Alignment trimming

A common workflow in phylogenetics is as follows:

  • Compute a multiple-sequence alignment (MSA).
  • Trim the MSA.
  • Infer a phylogeny from the trimmed MSA.

The idea with the trimming is to remove noisy regions. Homologous proteins can contain regions that are not inherited and should therefore not be aligned, and other regions may have evolved so fast that the correct multialignment is impossible to infer. In order to get rid of such problematic regions in subsequential analysis, in particular for phylogeny inference, “bad” columns are often removed using tools such as GBlocks or TrimAl.

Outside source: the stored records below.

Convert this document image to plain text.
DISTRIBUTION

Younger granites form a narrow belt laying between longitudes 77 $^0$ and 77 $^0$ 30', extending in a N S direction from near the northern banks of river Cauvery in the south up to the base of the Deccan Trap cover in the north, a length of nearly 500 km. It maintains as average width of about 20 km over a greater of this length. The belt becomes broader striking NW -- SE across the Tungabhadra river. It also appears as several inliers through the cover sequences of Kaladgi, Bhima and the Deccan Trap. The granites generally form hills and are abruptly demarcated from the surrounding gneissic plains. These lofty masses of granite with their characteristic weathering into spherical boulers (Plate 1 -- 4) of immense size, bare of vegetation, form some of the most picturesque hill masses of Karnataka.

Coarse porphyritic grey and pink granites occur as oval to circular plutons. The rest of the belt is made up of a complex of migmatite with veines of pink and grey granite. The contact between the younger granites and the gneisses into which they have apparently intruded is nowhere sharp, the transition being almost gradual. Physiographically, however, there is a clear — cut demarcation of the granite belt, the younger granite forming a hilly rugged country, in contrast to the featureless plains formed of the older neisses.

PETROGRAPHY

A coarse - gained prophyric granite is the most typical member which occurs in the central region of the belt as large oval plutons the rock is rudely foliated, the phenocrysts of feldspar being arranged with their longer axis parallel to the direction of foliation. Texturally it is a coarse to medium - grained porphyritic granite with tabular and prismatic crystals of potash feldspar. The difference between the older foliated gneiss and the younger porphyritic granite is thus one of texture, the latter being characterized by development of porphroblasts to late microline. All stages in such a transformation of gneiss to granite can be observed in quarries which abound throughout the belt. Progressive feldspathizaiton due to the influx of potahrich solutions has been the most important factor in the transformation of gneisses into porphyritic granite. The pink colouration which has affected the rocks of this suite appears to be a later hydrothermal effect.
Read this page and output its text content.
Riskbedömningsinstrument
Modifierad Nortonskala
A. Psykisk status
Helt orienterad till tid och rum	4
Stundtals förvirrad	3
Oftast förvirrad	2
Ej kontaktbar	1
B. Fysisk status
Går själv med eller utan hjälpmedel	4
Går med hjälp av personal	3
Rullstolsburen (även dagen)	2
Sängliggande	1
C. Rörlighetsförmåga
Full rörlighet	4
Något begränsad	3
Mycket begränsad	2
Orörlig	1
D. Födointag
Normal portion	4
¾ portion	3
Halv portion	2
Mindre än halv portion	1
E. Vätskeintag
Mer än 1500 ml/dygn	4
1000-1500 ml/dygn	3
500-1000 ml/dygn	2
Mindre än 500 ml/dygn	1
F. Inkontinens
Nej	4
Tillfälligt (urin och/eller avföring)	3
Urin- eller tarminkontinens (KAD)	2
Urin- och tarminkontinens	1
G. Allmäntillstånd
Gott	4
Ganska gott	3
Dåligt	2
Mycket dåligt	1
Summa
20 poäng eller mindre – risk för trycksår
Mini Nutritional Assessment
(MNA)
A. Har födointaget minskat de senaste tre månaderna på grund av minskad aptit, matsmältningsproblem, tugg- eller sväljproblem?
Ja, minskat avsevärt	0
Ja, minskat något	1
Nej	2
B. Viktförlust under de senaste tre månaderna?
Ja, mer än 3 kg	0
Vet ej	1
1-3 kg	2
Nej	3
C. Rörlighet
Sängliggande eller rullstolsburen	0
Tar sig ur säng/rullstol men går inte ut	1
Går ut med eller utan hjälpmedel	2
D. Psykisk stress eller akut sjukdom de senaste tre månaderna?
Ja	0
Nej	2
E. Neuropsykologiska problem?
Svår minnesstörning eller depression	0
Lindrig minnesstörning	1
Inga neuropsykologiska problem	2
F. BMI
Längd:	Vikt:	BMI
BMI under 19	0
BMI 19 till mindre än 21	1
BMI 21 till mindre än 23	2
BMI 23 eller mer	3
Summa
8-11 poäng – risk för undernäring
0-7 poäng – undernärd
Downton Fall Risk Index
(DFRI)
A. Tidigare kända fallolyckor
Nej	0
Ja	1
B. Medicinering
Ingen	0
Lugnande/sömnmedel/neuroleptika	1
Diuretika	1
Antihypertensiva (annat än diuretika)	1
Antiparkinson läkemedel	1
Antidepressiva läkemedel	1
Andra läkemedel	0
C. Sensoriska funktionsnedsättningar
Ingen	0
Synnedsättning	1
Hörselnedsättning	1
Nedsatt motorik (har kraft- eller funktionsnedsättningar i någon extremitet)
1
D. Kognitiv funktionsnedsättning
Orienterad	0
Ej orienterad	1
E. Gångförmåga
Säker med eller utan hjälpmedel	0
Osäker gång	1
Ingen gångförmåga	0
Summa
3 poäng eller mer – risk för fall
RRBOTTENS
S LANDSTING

In this project, you will investigate the value of alignment trimming.

Evaluation

The question you will try to answer is whether phylogenies are more likely to look like the true tree after alignment trimming. You can choose software for phylogenetic inference yourself, for example RAxML, FastTree, or PhyML.

Data

Download this linked data set to get data to work on.

The testdata contains six subdirectories:

$ ls
asymmetric_0.5  asymmetric_1.0  asymmetric_2.0  
symmetric_0.5  symmetric_1.0  symmetric_2.0

and each such directory contains one tree file, containing a reference tree, and 300 alignments that were created by evolving (using a computer program) sequences along the reference tree and then running muscle to align the resulting sequences. The trees are either symmetric (“easy”) or assymetric (“less easy”) and the number in the filename denotes the average amount of mutations per site in the sequences. Hence, the *_2.0 directories has alignments with on average two mutations per sequence position, from the root to the leaves and this is of course the hardest case.

The benchmarking

To determine how accurate an inferred tree is, it should be compared to the reference tree. It is natural to make that comparison using Robinson-Foulds distance (or symmetric distance as some prefer to call it). There are methods for this in the Python library DendroPy.